Hati Alesya menjadi gelisah, mencari hampir di seluruh penjuru kamar dengan air mata yang sudah mengalir membasahi wajah cantiknya. Tidak menemukan foto Max di kamarnya, Alesya berlari keluar untuk bertanya pada mamanya yang tadi tengah asyik menonton tv.
‘’Ma, lihat foto Max di kamarku?’’ tanya Alesya masih terisak. Tangisannya semakin besar saat mamanya mengatakan sudah membuang foto itu, Alesya marah pada mamanya yang sama sekali tak mengerti perasaannya.
‘’Mama hanya tidak mau kau terus mengingatnya. Ini sudah 3 tahun dan kau sama sekali tidak berusaha untuk melupakannya.’’
Alesya bertambah kesal saja mendengar ucapan mamanya, sosok yang seharusnya mengerti keadaan dan perasaannya malah dengan tega melakukan hal yang menyakitinya.
‘’Kenapa mama tega, kenapa mama nggak ngertiin perasaan Al? Apa mama tau bagaimana perasaanku? Mama hanya selalu menyuruhku untuk melupakannya, tapi apa mama pernah mengerti apa yang aku rasakan?’’ teriak Alesya histeris. Kekesalannya sudah memuncak dan tidak bisa lagi ditahan. Kali ini mamanya sudah sangat keterlaluan.
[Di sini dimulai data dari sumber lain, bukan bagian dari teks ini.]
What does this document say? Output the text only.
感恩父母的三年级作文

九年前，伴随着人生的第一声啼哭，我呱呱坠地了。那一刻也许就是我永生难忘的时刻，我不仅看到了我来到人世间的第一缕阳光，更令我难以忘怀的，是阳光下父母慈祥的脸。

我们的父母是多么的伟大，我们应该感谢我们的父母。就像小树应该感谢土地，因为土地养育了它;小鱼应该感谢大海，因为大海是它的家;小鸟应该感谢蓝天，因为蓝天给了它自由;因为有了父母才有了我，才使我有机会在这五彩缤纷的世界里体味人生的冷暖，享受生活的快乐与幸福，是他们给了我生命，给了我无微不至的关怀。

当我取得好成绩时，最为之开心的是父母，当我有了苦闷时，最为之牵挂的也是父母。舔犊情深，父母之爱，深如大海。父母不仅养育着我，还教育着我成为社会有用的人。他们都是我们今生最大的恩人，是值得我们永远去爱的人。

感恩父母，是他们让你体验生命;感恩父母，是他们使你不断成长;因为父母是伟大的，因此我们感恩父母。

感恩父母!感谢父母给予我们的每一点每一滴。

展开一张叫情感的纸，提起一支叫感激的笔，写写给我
‘’Aku mohon jangan pernah lagi menyuruhku untuk melupakan Max. Itu benar-benar sangat menyiksaku. Sakit ma setiap kali mama memintaku melupakannya, rasanya bahkan berkali-kali lipat lebih menyakitkan daripada saat aku kehilangannya. Tolong jangan memaksaku dan kembalikan foto Max padaku. Hanya kenangan dan foto itu yang aku punya tentangnya!’’ Alesya menangis pilu, ingatan dimana dia kehilangan Max kembali berpura dikepalanya, membuatnya meringis kesakitan. dia benar-benar tidak mau mengingat kejadian menyakitkan itu lagi.
Bersambung ......
Kehilanganmu sudah cukup menyakitkan dan sekarang aku dituntut untuk melupakanmu? Kenapa semesta begitu kejam padaku?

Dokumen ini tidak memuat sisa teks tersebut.